Chapitre VIII

Épisode 037

Au moment de quitter Hortense Courtois, je n’ai trouvé que des mots imbéciles, des mots de condoléances bateau qui auraient pu être ceux d’un flic. Je ne crois pas qu’elle m’en ait tenu rigueur, mais lorsqu’elle a refermé sa porte, je me suis senti vaguement con et impuissant.

Il me restait une demi-heure pour gagner les Brasseurs et parler un peu avec ce Vincent Perrito. Nettement trop pour venir du Seujet. Alors je déambule le long des rues, et comme à chaque fois je m’oublie un peu et je me fais prendre par l’heure. J’arrive aux Brasseurs un peu à la bourre et au pas de charge.

Malgré l’affluence, je repère vite fait l’aspirant journaliste : un frisé rouquin tout anxieux qui m’attend en se frottant les paumes sur les cuisses. Il a plus de mal à m’imaginer dans la peau du mec chargé de l’interroger. Il pense sûrement que je m’apprête à lui tauper une clope.

– Jocelyn Perret, police genevoise, enchanté.

Le petit journaleux ravale ses préjugés aussi vite que Rollin-Lachenal avait renié son extrait de naissance.

– Moi de même, Monsieur Perret, moi de même.

Je m’assieds. Je commande un café. La bière ça ne fait pas flic en service. Pourtant, j’ai bien envie de prendre mes aises sur la banquette et de m’humecter tranquillement le gosier plutôt que de jouer à la poêle et la crêpe avec ce gars qui, de prime abord, me paraît plutôt sympathique.

– Je ne pensais pas que ça poserait problème...

– Savez-vous seulement ce qui pose problème, Monsieur Perrito ?

J’ai des sous-entendus plein la voix. Pour un peu, je me ferais peur.

– Eh bien, un de vos confrères m’a appris que mes informations sur Rollin-Lachenal étaient quelque peu, comment dire, erronées...

– Effectivement, erronées. Et si ces informations erronées avaient paru en entrefilet plutôt qu’en pleine page de la rubrique économique, soulignées par vos explications expertes, les effets auraient été moins impressionnants.

– Comment ça « impressionnants » ?

– Vous êtes employé par la rubrique économique, Monsieur Perrito. J’ai parcouru votre curriculum vitae. Vous avez fait deux ans d’HES, pas assez pour la licence j’en conviens, mais, malgré l’indigence de nos études universitaires, suffisamment pour comprendre le fonctionnement de la bourse...

– Oui, je crois du moins.

– Or, vous écrivez en pleine page qu’ « une entreprise qu’on croyait moribonde affiche en fait une santé resplendissante », je vous cite, que « les concurrents sont dépités, pris à froid, parce qu’ils ne croyaient pas à un pareil reflux de la bonne fortune », je vous cite toujours, et que « le crime si odieux soit-il n’empêchera sans doute pas la banque Rollin-Lachenal de goûter au fruit d’une fusion prévue de longue date »... C’est gonflé comme affirmation.
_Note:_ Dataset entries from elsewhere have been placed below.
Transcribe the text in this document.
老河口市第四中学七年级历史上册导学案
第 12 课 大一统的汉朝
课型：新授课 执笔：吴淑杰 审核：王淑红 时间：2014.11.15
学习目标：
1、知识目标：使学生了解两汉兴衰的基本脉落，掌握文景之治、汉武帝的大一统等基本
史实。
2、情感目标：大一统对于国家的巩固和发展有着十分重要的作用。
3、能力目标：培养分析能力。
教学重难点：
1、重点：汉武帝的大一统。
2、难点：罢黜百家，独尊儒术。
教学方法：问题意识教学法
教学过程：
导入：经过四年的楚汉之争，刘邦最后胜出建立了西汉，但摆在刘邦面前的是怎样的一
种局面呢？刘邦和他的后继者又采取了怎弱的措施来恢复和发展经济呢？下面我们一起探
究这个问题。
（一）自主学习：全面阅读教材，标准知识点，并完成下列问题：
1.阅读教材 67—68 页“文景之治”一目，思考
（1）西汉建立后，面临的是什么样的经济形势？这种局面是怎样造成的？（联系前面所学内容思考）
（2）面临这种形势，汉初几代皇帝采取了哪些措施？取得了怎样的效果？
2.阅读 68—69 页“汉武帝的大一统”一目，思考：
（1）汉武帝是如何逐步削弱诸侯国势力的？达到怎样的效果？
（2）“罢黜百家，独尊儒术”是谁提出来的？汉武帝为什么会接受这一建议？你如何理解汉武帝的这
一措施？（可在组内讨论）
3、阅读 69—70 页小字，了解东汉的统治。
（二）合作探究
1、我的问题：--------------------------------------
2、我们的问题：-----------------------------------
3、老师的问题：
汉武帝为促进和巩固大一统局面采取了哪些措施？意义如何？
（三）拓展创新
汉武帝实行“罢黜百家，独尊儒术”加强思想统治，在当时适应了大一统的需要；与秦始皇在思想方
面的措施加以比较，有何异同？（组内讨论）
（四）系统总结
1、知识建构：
Pour un connaisseur du sujet, vous ne vous embarrassez pas de beaucoup de précautions. Savez-vous à combien se chiffre l’augmentation du capital actions depuis votre prouesse ?...

– Ben, j’avoue que...

– Douze millions. En quelques jours, la banque Rollin-Lachenal s’est enrichie de douze millions. Il ne s’agit bien entendu que d’une bulle d’enthousiasme qui éclatera... Enfin... – je bafouille un peu, j’ai failli dire « demain » et offrir à cet apprenti sorcier un nouveau scoop inespéré – qui ne tardera pas à éclater, qui n’amortira pas la chute quand la réalité éclatera au grand jour.

– Vous exagérez mon influence, enfin, comment dire, je ne suis pas seul responsable. La bourse répond à des mouvements un peu plus complexes que cela, Monsieur Perret.